How advisor-reviewed grants are produced, evidenced, updated and corrected.

1. Advisor review workflow

An advisor-reviewed grant is a standard catalogue entry that has been read end-to-end by a domain editor and re-written against the official source. The reviewer captures four things that ordinary listings do not always carry: who the programme is genuinely for, who it is not for, the most common reasons applications fail, and what materially improves the odds of success.

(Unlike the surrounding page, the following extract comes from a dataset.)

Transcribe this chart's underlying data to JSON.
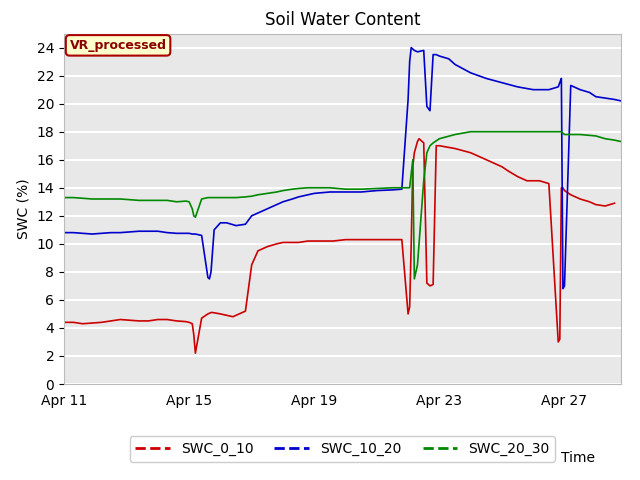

  1. Editor reads the official source page and any published guidance in full.
  2. Editor cross-checks any application portal, prospectus or scheme rules referenced from that page.
  3. Editor drafts plain-English summaries, eligibility checklists and required-document lists.
  4. A second reviewer checks claims against the source before the entry is marked advisor-reviewed.
  5. The grant carries a last_editorial_review_at timestamp visible on the page.

2. Evidence standards

  • Every factual claim must be supported by the linked official source at time of review.
  • Amount ranges and funding types are taken from the source, never estimated or rounded for effect.
  • Eligibility statements are written in plain English but must not change the meaning of the underlying rules. Where rules are genuinely ambiguous, we say so rather than invent clarity.
  • Advisor notes are flagged as editorial commentary, not as funder guidance.
  • We do not publish reviewer names per grant — see the editorial team section on Editorial Standards.

3. Update process

Programmes change. FundingAtlas monitors source pages for material changes and re-reviews affected grants on a rolling basis. Programme windows that have closed are unpublished and surfaced again only when the funder reopens them. The last_editorial_review_at field is updated whenever a grant is re-read — not on cosmetic edits.

4. Editorial principles

  • Independence. No paid placement, sponsored listings or featured-provider fees. Providers cannot pay to influence ranking or visibility.
  • Plain English over jargon. If a funder uses an acronym, we expand it on first use.
  • Useful conservatism. We flag where applicants are usually too early, where common misconceptions exist, and where rejection rates are high.
  • Source-first. Where we and the official source disagree, the source wins and we update.

5. Escalation process for corrections

If you spot an inaccuracy on a grant page — wrong amount, wrong eligibility, closed programme, broken source link — use the Report an update link in the trust band on that page, or email the editorial team via the address on the Editorial Standards page. Reports are triaged within two working days and corrections are usually published within five.

For more substantial disputes (factual disagreements with a funder, requests for removal from a comparison or pathway), corrections are reviewed by a second editor before any change is made, and the change is logged.